Scène derrière une grille fermée.

Jamais elle n’avait pris ce ton, si ému et si simple, pour m’adresser la parole. Je crus avoir enfin dégagé son âme véritable du masque ironique et orgueilleux qui me l’avait celée trop longtemps et une vie nouvelle s’ouvrit à ma convalescence morale.

(Connaissez-vous, au musée de Madrid, une singulière toile de Goya, la première à gauche en entrant dans la salle du dernier étage? Quatre femmes en jupe espagnole, sur une pelouse de jardin, tendent un châle par les quatre bouts, et y font sauter en riant un pantin grand comme un homme...)

Bref, nous revînmes à Séville.

Elle avait repris sa voix railleuse et son sourire particulier; mais je ne me sentais plus inquiet. Un proverbe espagnol nous dit: «La femme, comme la chatte, est à qui la soigne.» Je la soignais si bien, et j’étais si heureux qu’elle se laissât faire!

J’étais arrivé à me convaincre que son chemin vers moi n’avait jamais dévié; qu’elle m’avait réellement abordé la première et séduit peu à peu; que ses deux fuites étaient justifiées, non par les misérables calculs dont j’avais eu le soupçon, mais par ma faute, ma seule faute et l’oubli de mes engagements.
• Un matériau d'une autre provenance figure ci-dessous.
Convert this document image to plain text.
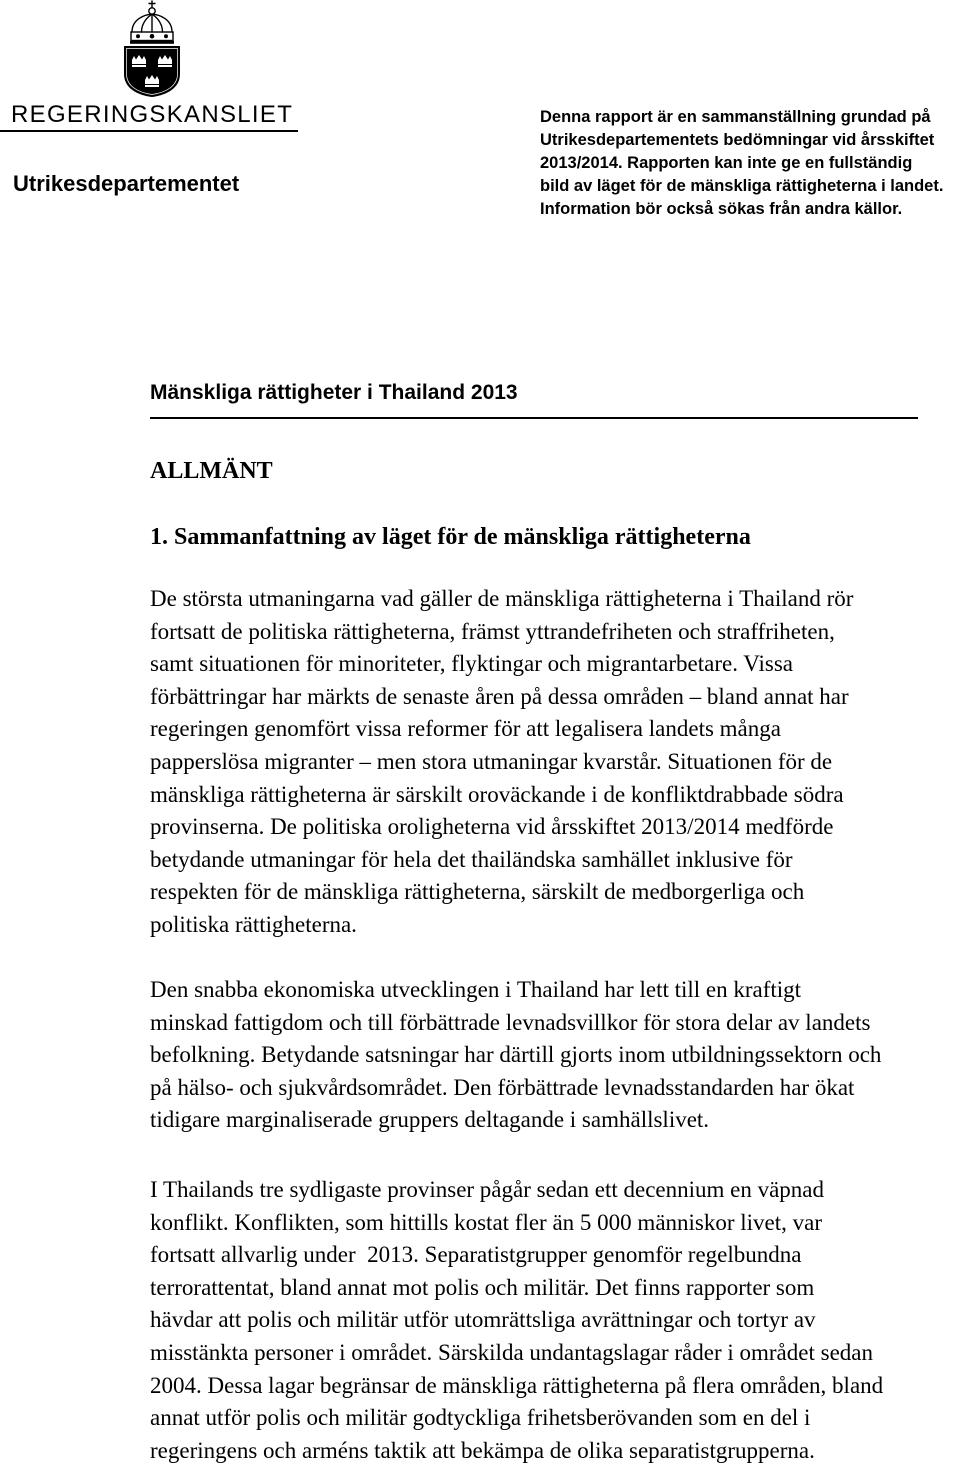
REGERINGSKANSLIET
Utrikesdepartementet
Denna rapport är en sammanställning grundad på
Utrikesdepartementets bedömningar vid årsskiftet
2013/2014. Rapporten kan inte ge en fullständig
bild av läget för de mänskliga rättigheterna i landet.
Information bör också sökas från andra källor.
Mänskliga rättigheter i Thailand 2013
ALLMÄNT
1. Sammanfattning av läget för de mänskliga rättigheterna
De största utmaningarna vad gäller de mänskliga rättigheterna i Thailand rör
fortsatt de politiska rättigheterna, främst yttrandefriheten och straffriheten,
samt situationen för minoriteter, flyktingar och migrantarbetare. Vissa
förbättringar har märkts de senaste åren på dessa områden – bland annat har
regeringen genomfört vissa reformer för att legalisera landets många
papperslösa migranter – men stora utmaningar kvarstår. Situationen för de
mänskliga rättigheterna är särskilt oroväckande i de konfliktdrabbade södra
provinserna. De politiska oroligheterna vid årsskiftet 2013/2014 medförde
betydande utmaningar för hela det thailändska samhället inklusive för
respekten för de mänskliga rättigheterna, särskilt de medborgerliga och
politiska rättigheterna.
Den snabba ekonomiska utvecklingen i Thailand har lett till en kraftigt
minskad fattigdom och till förbättrade levnadsvillkor för stora delar av landets
befolkning. Betydande satsningar har därtill gjorts inom utbildningssektorn och
på hälso- och sjukvårdsområdet. Den förbättrade levnadsstandarden har ökat
tidigare marginaliserade gruppers deltagande i samhällslivet.
I Thailands tre sydligaste provinser pågår sedan ett decennium en väpnad
konflikt. Konflikten, som hittills kostat fler än 5 000 människor livet, var
fortsatt allvarlig under  2013. Separatistgrupper genomför regelbundna
terrorattentat, bland annat mot polis och militär. Det finns rapporter som
hävdar att polis och militär utför utomrättsliga avrättningar och tortyr av
misstänkta personer i området. Särskilda undantagslagar råder i området sedan
2004. Dessa lagar begränsar de mänskliga rättigheterna på flera områden, bland
annat utför polis och militär godtyckliga frihetsberövanden som en del i
regeringens och arméns taktik att bekämpa de olika separatistgrupperna.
Je l’excusais même de sa danse indécente, en songeant qu’elle avait alors désespéré de vivre jamais son rêve avec moi, et qu’une fille vierge, à Cadiz, ne peut guère gagner son pain sans prendre au moins les apparences d’une créature de plaisir.

Enfin, que vous dire? je l’aimais.

Le jour même de notre retour, je choisis pour elle un palacio[11] dans la calle Lucena, devant la paroisse San Isidorio. C’est un quartier silencieux, presque désert en été, mais frais et plein d’ombre. Je la voyais heureuse dans cette rue mauve et jaune, non loin de la calle del Candilejo, où votre Carmen reçut don José.